Why Choose a Restoration Contractor
When damage has hit your home or place of business, the first thing you may think of is to call a contractor. Yes, you do need someone to replace water-ruined floorboards or soot-covered walls. However, you need to make sure that person is the right person. You need a company and contractor that specializes in restoring buildings that have been damaged by water, fire, or smoke.
General contractors are great at their jobs. They understand what it takes for a home or office space to work, often starting with a clean slate. Emergency restoration contractors can see what was there before the damage occurred. They can properly assess and decide what needs to be done to move forward in the restoration process. A restoration contractor can visualize the space as it was and get it back into working order without needing to start fresh. They are not just in the business of building, but in the business of rebuilding.
Learn More: Upgrading Your Home During Emergency Restoration
The Right Tools for the Job
The benefit to working with a restoration contractor is that they have all of the right tools needed for the job. An emergency restoration company understands that estimating the scope of work cannot be completed by the naked eye. For example, when working with water damage, a contractor needs to have a moisture meter to see where there is still water lurking and check for unwanted growth. Walls don’t always need to be opened up in order to get to the nitty-gritty of the damage. Your contractor will have the tools they need to give you an accurate assessment, whether looking for water in walls or fire damage to electrical units.
Salvaging the Building
A general contractor may come in and want to rip everything out to start fresh. A restoration contractor takes a different approach. Thanks to tools like a dehumidifier and an air mover, a flooded building can be dried and restored rather than gutted. If you’re worried about price or keeping the job as green as possible, the contractor you choose is extremely important. Restoration contractors feel that if the building can be saved, they’ll make every effort to save it. Just because a little damage took place does not mean that all is lost.
Getting the Work Covered
A restoration contractor knows the ins and outs of an insurance claim. Because they specialize in this type of work, they know what many companies will and will not cover. This gives them the ability to tell you what you may have to pay, as well as what insurance companies will most likely give to you.

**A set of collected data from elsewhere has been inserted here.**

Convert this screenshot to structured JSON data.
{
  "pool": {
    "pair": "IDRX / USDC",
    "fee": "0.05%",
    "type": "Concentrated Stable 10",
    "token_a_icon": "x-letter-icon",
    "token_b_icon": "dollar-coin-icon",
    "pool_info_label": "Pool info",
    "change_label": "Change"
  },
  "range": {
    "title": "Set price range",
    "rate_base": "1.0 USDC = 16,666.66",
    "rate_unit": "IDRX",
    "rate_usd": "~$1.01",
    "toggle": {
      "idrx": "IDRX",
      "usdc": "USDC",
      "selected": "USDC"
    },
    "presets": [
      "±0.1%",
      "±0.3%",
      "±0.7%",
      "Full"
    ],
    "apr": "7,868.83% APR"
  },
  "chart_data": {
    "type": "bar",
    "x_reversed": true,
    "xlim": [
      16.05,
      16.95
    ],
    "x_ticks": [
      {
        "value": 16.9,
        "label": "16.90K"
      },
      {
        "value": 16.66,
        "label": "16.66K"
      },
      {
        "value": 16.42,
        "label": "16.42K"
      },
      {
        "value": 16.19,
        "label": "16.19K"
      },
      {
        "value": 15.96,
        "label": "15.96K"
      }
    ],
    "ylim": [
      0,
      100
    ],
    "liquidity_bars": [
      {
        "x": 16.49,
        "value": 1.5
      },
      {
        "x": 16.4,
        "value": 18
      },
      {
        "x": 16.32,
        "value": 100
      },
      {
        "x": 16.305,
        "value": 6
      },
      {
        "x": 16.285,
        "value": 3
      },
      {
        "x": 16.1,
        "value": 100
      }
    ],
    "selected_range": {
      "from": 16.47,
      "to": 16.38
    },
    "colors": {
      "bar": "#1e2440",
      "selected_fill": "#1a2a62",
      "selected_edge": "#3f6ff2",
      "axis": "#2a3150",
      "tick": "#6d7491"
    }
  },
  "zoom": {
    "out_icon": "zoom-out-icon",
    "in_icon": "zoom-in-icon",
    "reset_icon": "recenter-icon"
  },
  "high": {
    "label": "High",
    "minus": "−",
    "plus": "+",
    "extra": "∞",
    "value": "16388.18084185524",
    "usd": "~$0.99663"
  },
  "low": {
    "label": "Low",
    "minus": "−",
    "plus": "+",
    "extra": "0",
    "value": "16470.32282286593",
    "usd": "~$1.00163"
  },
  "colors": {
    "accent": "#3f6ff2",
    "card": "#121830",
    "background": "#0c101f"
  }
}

Any damaged items must be correctly documented as required by your insurance carrier to be covered by your policy at all. This is one of the areas that a professional restoration contractor can be extremely helpful. The best ones have experience in nearly every situation you can imagine, and most likely work consistently with your carrier. They know how important it is to do things right the first time.
A fully bonded restoration contractor will be familiar with billing. They will work with insurance companies so that you get reimbursed for the work more quickly. Whether it’s a home or business, time is money and the process is stressful. A restoration contractor will help restore your home, office, and quality of life as quickly as possible.
Getting Back to Business
No one plans for an accident. Whether it is a tough winter that causes kitchen pipes to burst, or an electrical overload causing the office to go up in smoke, disaster is devastating. Getting back to business as quickly and easily as possible is extremely important to everyone. Restoration contractors have the skills, the tools, the insurance knowledge, and the experience to make everything look as good as new. Trust the pros that can turn back the clock to a time before the trauma.